In Schatz v. City Council of City of New England, 61 N.W.2d 423 (N.D.1953), the court held that the sale of the city's electric utility for $105,000 and the extension of gas service to the city, when the plaintiffs claimed the value of the utility was $150,000, was not so grossly inadequate as to indicate a want of reasonable judgment and discretion. In the present case we believe that the cost of the masonry building is not so grossly excessive when compared to the cost of a steel building that it constitutes an abuse of discretion.
In Gehrke v. Board of Commissioners, 58 N.D. 407, 226 N.W. 536 (1929), which was a suit by taxpayers to restrain the county commissioners from proceeding pursuant to a resolution passed by them providing that a war memorial should be constructed, and from expending any public funds for such construction, in upholding the actions of the county commissioners the court held as follows:"The statute here involved reposes a very wide discretion in boards of county commissioners. The defendant commissioners acted under the power granted to them. They exercised their discretion. Even though their judgment may not have been sound, or their discretion wise, nevertheless that which they determined upon will not be disturbed in a court of equity, unless an abuse of discretion so great as to amount to fraud is established."

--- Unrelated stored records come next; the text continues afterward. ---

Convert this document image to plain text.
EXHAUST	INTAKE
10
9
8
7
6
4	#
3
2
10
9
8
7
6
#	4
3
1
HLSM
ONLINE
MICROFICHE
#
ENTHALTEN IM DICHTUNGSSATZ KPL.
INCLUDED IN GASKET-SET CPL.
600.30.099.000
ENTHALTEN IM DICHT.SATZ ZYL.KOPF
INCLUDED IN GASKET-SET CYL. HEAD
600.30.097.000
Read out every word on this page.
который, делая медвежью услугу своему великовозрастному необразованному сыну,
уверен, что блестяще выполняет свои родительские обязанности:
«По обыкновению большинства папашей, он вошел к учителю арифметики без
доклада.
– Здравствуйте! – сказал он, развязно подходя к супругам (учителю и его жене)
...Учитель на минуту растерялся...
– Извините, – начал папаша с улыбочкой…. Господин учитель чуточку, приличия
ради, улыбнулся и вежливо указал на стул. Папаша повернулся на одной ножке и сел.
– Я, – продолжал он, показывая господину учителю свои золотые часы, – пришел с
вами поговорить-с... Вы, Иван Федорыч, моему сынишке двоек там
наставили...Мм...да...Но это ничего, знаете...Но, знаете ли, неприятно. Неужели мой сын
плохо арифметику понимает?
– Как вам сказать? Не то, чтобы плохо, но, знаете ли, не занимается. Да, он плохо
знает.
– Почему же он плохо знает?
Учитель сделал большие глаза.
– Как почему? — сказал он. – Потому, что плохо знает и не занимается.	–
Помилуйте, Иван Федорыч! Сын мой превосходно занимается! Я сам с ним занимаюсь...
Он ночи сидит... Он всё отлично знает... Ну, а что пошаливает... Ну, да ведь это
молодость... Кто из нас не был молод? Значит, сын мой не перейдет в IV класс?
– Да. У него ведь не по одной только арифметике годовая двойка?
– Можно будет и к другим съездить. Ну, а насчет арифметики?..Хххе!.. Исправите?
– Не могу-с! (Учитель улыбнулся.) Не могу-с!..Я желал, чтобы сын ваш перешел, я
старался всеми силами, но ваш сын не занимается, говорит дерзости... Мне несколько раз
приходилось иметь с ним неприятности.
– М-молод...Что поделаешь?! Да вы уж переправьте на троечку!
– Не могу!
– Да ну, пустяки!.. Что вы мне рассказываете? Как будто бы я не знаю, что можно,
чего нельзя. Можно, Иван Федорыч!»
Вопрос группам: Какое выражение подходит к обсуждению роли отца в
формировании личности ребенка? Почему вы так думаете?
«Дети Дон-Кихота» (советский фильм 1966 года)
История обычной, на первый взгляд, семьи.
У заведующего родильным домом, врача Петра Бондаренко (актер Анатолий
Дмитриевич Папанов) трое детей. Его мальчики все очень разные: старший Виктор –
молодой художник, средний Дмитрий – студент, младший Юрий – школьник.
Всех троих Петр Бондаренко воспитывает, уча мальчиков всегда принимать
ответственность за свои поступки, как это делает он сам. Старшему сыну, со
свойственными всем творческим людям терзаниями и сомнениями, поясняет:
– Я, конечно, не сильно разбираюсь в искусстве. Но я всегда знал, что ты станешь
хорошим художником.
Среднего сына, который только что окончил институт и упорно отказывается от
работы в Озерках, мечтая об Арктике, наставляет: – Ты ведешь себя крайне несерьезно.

*916 There has been no evidence of fraud in the case before us and therefore there is no abuse of discretion.
Plaintiffs' final contention is that written petitions have been presented to the commissioners expressing a preference for a central county location for the building. In Gehrke the court stated the following in answer to the contention that a majority of the citizens of the county were opposed to the proposed location of the war memorial:"But the statute delegates the power to the board, without restriction, to determine both the questions of whether a memorial shall be erected and where it shall be erected. It does not contemplate that these questions are to be determined by popular vote, or by petition, or by remonstrance. The statute imposes upon the board itself the duty of passing upon these questions. It alone is made responsible. The board, of course, may consider petitions or remonstrances, if it sees fit to do so; but it is not bound thereby. The commissioners must exercise their discretion in the matter, and, having done so, the fact that their judgment is counter to that of a large number of the citizens of their county is not alone sufficient reason for interfering with their determination." Gehrke v. Board of Commissioners, 226 N.W. 536, 539.
For the reasons set forth herein we affirm the judgment of the district court.
STRUTZ, C. J., and KNUDSON, PAULSON and ERICKSTAD, JJ., concur.